The reputation of bicarbonate as a serious medicinal agent was launched in 1920. Following the devastating Spanish Flu, Arm and Hammer published a 4 page flyer “A Physician Writes”. It made the astonishing claim that “rarely anyone, who had been thoroughly alkalinized with bicarbonate of soda, contracted the disease”. A simple prescription for avoiding future Colds and flu’s was included. This declaration was not in any way contested, and was in fact followed by a 32 page booklet, A Friend in Need, “Facts worth knowing about ARM & HAMMER BAKING SODA as a proven medicinal agent.” The original account was quoted twice in the booklet. A correspondent physician is quoted in the foreword. “It’s (bicarbonate of soda’s) value to the Culinary Art is
unquestioned, but it carries a far greater value unknown to its millions of users”. “For the good it will be to Humanity, I want to advocate the establishment of a department in your organization …” …which they did, hiring the good doctor, (a physician of merit in the US Public Health Service). Remedies in the booklet were assuredly ratified by the US Pharmacopoeia, America Medical Association and the American Dental Association. The Health Education Department and its publications held forth for 4 decades and folks got used to their regimes. According to The Materia Medica, Bastedo, 1947, “bicarbonate of soda is perhaps the most employed of all drugs”.

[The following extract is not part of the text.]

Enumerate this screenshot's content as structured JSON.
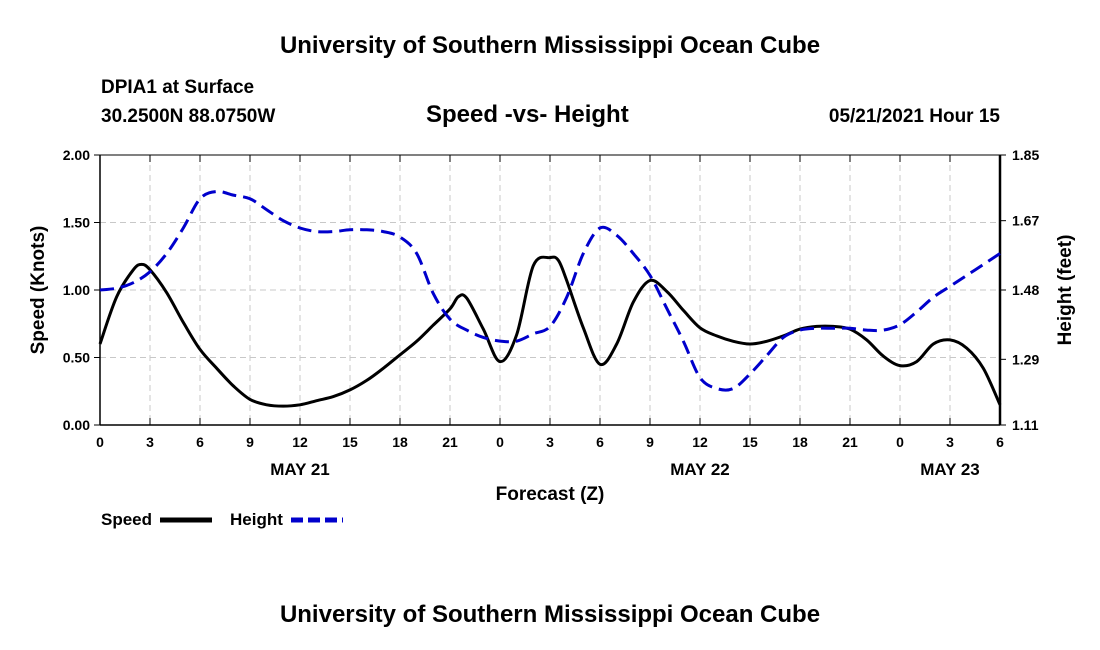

In the 1960’s, criteria for being a drug were changed by the FDA and NaCOH3 got the axe. Reacting to this gigantic loss, Arm and Hammer, rallied by focusing on its health promoting capabilities in the environment. In 1970 it was the only
commercial sponsor of the first Earth Day, marketing a detergent without phosphates. In 1985, nearly 20 tonnes of bicarbonate of soda were poured into an acid-rain dead lake, Wolf Pond in New York, by Prof James Bisongi, Jr., bringing
it back to life. In 1986, because of its extraordinary cleaning properties, more that 100 tonnes of the stuff, were carted across the country from the mines in Wyoming to scrub the interior copper walls of the Statue of Liberty, to celebrate it’s 100 th . With such impressive feats the public was gaining confidence in its safe and simple abilities to clean their homes, and maintain their lives.
Some say sodium bicarbonate is the most versatile and useful substance on the planet. Its potentials seem boundless. We should not be surprised to learn it is actually naturally produced by the body, serving as the main regulator of our acid/base system, and the escort of CO 2 from our cells. Indeed, all living things are dependent on it.
In our present COVID crisis we should also not be surprised that some people are looking back at the cure for a 1918, pH dependent virus. Perhaps this humble substance has once again something astounding to offer us.